Das Haus war erfüllt von Lachen, Kissenschlachten und Kreidezeichnungen an den Wänden. Nora war der Mittelpunkt des Trios: Sie schlichtete Streitigkeiten, bewahrte Leilas Lieblingssüßigkeiten geheim und kuschelte sich in stürmischen Nächten unter die Decke, um zu verkünden, dass eine gute Anführerin alle beschützt. Sie war noch nicht einmal zehn Jahre alt. Und doch strahlte sie.

Dann fingen die Erwachsenen an zu flüstern. Und Nora, so klug sie war, verstand alles, noch bevor jemand etwas erklären konnte. Die Krankenhauseinweisungen rissen nicht ab. Der Geruch von Desinfektionsmittel. Das grelle Neonlicht.
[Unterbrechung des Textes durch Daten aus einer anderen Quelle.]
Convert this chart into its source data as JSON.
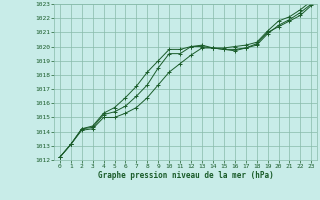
{
  "title": "Graphe pression niveau de la mer (hPa)",
  "bg_color": "#c8ece8",
  "grid_color": "#88bbaa",
  "line_color": "#1a5c2a",
  "xlim": [
    -0.5,
    23.5
  ],
  "ylim": [
    1012,
    1023
  ],
  "xticks": [
    0,
    1,
    2,
    3,
    4,
    5,
    6,
    7,
    8,
    9,
    10,
    11,
    12,
    13,
    14,
    15,
    16,
    17,
    18,
    19,
    20,
    21,
    22,
    23
  ],
  "yticks": [
    1012,
    1013,
    1014,
    1015,
    1016,
    1017,
    1018,
    1019,
    1020,
    1021,
    1022,
    1023
  ],
  "series1_x": [
    0,
    1,
    2,
    3,
    4,
    5,
    6,
    7,
    8,
    9,
    10,
    11,
    12,
    13,
    14,
    15,
    16,
    17,
    18,
    19,
    20,
    21,
    22,
    23
  ],
  "series1_y": [
    1012.2,
    1013.1,
    1014.1,
    1014.2,
    1015.0,
    1015.0,
    1015.3,
    1015.7,
    1016.4,
    1017.3,
    1018.2,
    1018.8,
    1019.4,
    1019.9,
    1019.9,
    1019.9,
    1020.0,
    1020.1,
    1020.3,
    1021.1,
    1021.8,
    1022.1,
    1022.6,
    1023.2
  ],
  "series2_x": [
    0,
    1,
    2,
    3,
    4,
    5,
    6,
    7,
    8,
    9,
    10,
    11,
    12,
    13,
    14,
    15,
    16,
    17,
    18,
    19,
    20,
    21,
    22,
    23
  ],
  "series2_y": [
    1012.2,
    1013.1,
    1014.2,
    1014.3,
    1015.2,
    1015.4,
    1015.8,
    1016.5,
    1017.3,
    1018.5,
    1019.5,
    1019.5,
    1020.0,
    1020.1,
    1019.9,
    1019.8,
    1019.8,
    1019.9,
    1020.1,
    1020.9,
    1021.5,
    1021.9,
    1022.4,
    1023.0
  ],
  "series3_x": [
    0,
    1,
    2,
    3,
    4,
    5,
    6,
    7,
    8,
    9,
    10,
    11,
    12,
    13,
    14,
    15,
    16,
    17,
    18,
    19,
    20,
    21,
    22,
    23
  ],
  "series3_y": [
    1012.2,
    1013.1,
    1014.2,
    1014.4,
    1015.3,
    1015.7,
    1016.4,
    1017.2,
    1018.2,
    1019.0,
    1019.8,
    1019.8,
    1020.0,
    1020.0,
    1019.9,
    1019.8,
    1019.7,
    1019.9,
    1020.2,
    1021.0,
    1021.4,
    1021.8,
    1022.2,
    1022.9
  ]
}
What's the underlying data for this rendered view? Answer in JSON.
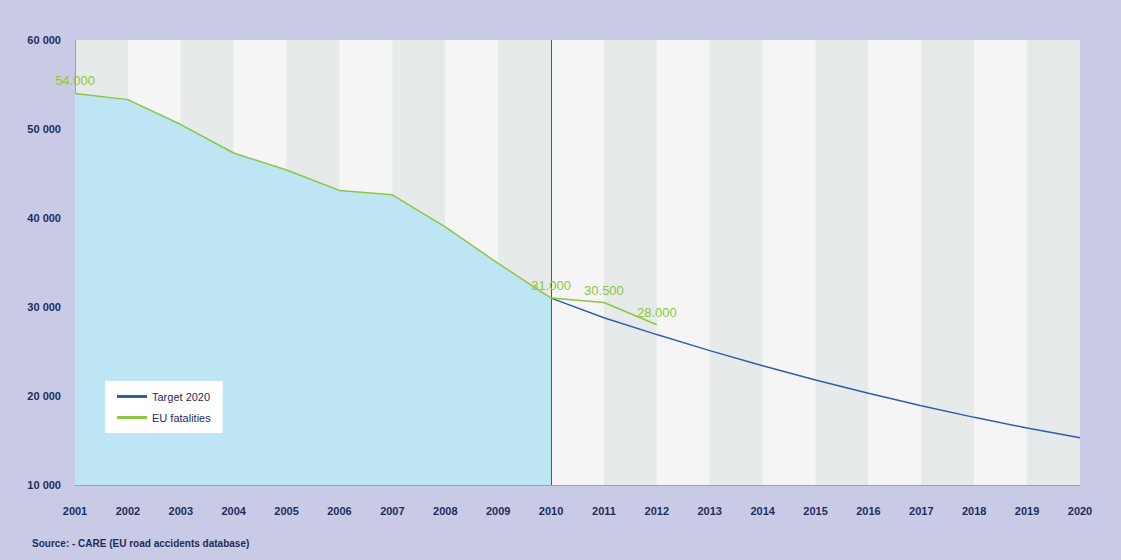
{
  "chart_data": {
    "type": "line",
    "source": "Source: - CARE (EU road accidents database)",
    "categories": [
      2001,
      2002,
      2003,
      2004,
      2005,
      2006,
      2007,
      2008,
      2009,
      2010,
      2011,
      2012,
      2013,
      2014,
      2015,
      2016,
      2017,
      2018,
      2019,
      2020
    ],
    "series": [
      {
        "name": "Target 2020",
        "color": "#2e5fa8",
        "values": [
          null,
          null,
          null,
          null,
          null,
          null,
          null,
          null,
          null,
          31000,
          28800,
          26900,
          25100,
          23400,
          21800,
          20300,
          18900,
          17600,
          16400,
          15300
        ]
      },
      {
        "name": "EU fatalities",
        "color": "#8dc63f",
        "data_labels": true,
        "values": [
          54000,
          53300,
          50500,
          47300,
          45400,
          43100,
          42600,
          39000,
          34900,
          31000,
          30500,
          28000,
          null,
          null,
          null,
          null,
          null,
          null,
          null,
          null
        ],
        "value_labels": [
          "54.000",
          null,
          null,
          null,
          null,
          null,
          null,
          null,
          null,
          "31.000",
          "30.500",
          "28.000",
          null,
          null,
          null,
          null,
          null,
          null,
          null,
          null
        ]
      }
    ],
    "ylim": [
      10000,
      60000
    ],
    "yticks": [
      {
        "value": 10000,
        "label": "10 000"
      },
      {
        "value": 20000,
        "label": "20 000"
      },
      {
        "value": 30000,
        "label": "30 000"
      },
      {
        "value": 40000,
        "label": "40 000"
      },
      {
        "value": 50000,
        "label": "50 000"
      },
      {
        "value": 60000,
        "label": "60 000"
      }
    ],
    "grid": false,
    "legend": "lower left"
  }
}
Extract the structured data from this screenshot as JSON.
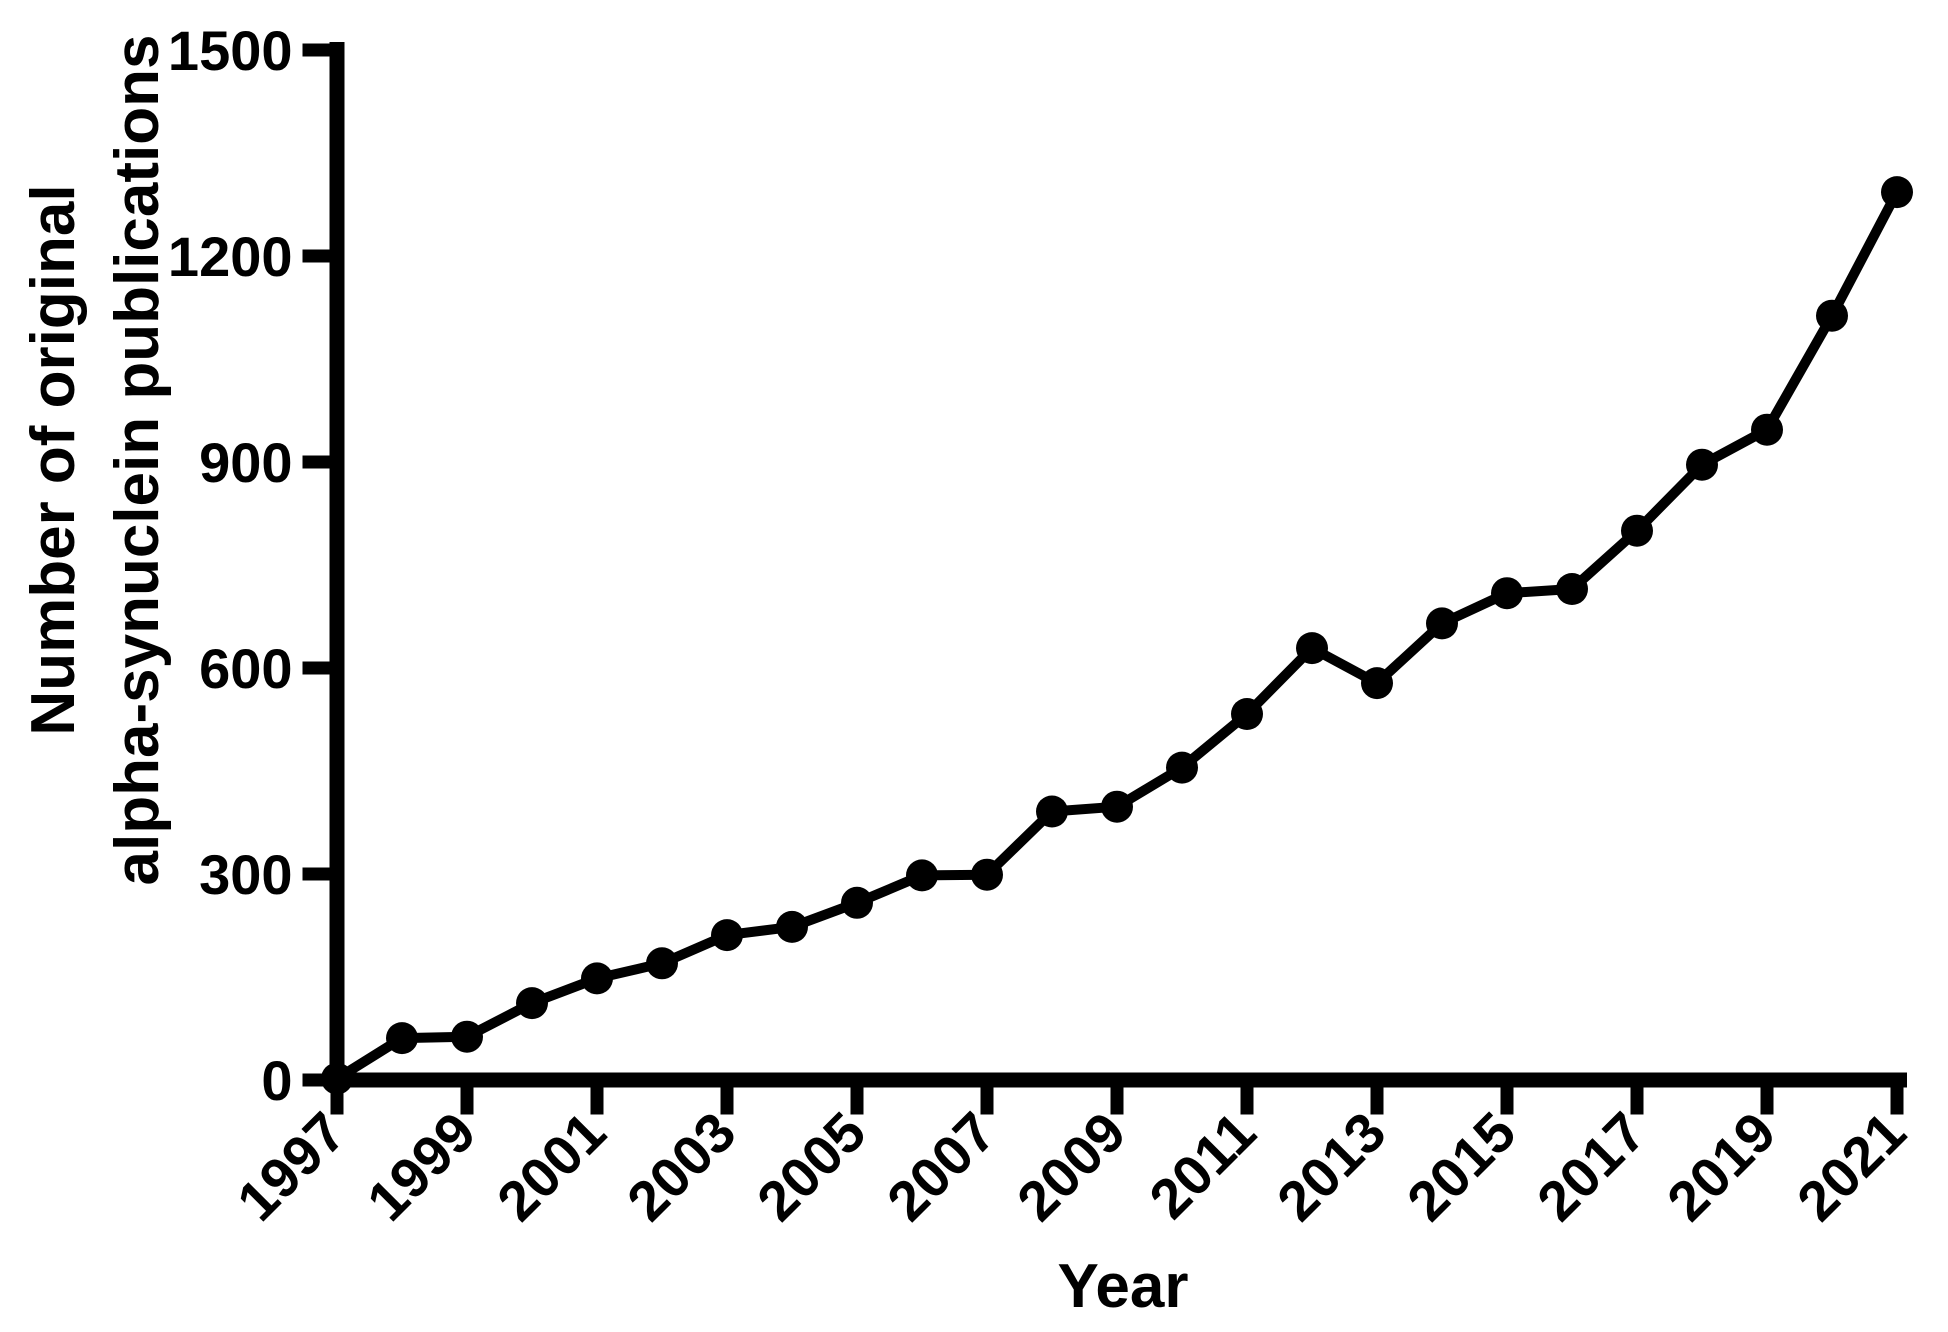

Die kleinen Aufkleber mit den kleinen Figuren an den Wänden – ein rührender Versuch, den Ort weniger beängstigend zu gestalten. Selbst in diesem viel zu großen Bett fand Nora die Kraft, sie zum Lachen zu bringen: „Hört auf, so ein Gesicht zu machen, ihr seht echt komisch aus, wenn ihr euch Sorgen macht.“

Sie ging mit elf Jahren. Und mit ihr starb etwas im Haus.